No More Hit And Miss
Until recently, creating new reduced calorie drinks has been a rather hit and miss process. There was no reliable way to predict how customers would react to the taste and mouthfeel of a new beverage formulation.
Tribology technology, which takes into account all three corners of the taste triangle, enables the optimisation of the balance between the flavour, sweetness and mouthfeel of reduced calorie beverages to match the taste profiles preferred by consumers.
Lubricity is correlated to mouthfeel attributes and tribology can mimic lubricity dynamics, the way a beverage interacts with the mouth during the swallowing process. Mouthfeel measurement through tribology collects multiple data points to show the ‘friction profile’ over time.

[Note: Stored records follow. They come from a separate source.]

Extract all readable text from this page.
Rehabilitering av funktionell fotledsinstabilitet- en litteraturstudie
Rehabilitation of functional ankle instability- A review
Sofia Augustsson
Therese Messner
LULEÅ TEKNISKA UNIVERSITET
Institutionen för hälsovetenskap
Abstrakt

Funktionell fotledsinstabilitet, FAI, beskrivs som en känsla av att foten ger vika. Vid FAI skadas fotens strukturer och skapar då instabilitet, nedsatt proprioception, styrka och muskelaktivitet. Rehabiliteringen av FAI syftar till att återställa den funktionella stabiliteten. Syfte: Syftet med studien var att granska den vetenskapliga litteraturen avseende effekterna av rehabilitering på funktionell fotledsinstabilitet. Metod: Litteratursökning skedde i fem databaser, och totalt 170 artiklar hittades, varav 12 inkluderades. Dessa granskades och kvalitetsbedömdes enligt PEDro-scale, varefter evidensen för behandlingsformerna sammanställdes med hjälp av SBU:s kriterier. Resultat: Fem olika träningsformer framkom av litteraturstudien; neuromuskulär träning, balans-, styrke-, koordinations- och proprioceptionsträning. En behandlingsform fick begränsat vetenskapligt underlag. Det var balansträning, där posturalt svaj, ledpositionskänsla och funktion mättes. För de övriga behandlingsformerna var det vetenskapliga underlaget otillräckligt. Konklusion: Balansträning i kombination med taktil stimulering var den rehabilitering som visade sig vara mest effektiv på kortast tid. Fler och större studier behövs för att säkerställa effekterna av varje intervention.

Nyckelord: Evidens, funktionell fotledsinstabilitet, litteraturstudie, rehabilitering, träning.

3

An example of tribology application for beverage products is an evaluation done on lemon-lime soft drinks. A total of 18 commercial lemon-lime soft drinks, including 7Up, Diet 7Up, Fanta Lemon (Belgium), Fanta Zero (Belgium), Mountain Dew, Diet Mountain Dew, San Pelegrino Limonata, Sprite and Sprite Zero, were studied, with 10 of them being full calorie drinks, while the other eight were diet drinks.
The samples were evaluated on 28 attributes in quadruplicate by a panel of 11 trained professionals. The attributes include feeling factors, afterfeel, aromatics, flavour in mouth, basic taste and aftertaste.
In addition, parameters such as viscosity, density, brix and pH values were measured.
By using Cargill’s Trilisse series texturisers, the lubricant gap between regular soft drink and zero calorie drinks can be reduced. The ingredient can modify the lubricant property of beverages with zero or low calorie content.
Another example of tribology application can be found in dairy drinks. Theoretically, the higher the milk content in dairy drinks, the more lubricant property they have and the creamier, smoother and more slippery they will be in terms of mouthfeel.
Using solution from the company, the friction of 50 percent milk can be increased to values between that of 80 percent and 100 percent milk. The ingredient is able to improve mouthfeel by modifying the lubricant property. The tribology result is also consistent with that of inner sensory results.
The application of tribology technology in food and beverage enables manufacturers to deliver products with reduced sugar, calorie and milk content without any compromise on mouthfeel. The mouthfeel optimisation technology can ensure that a company’s sensory promise to consumers is delivered.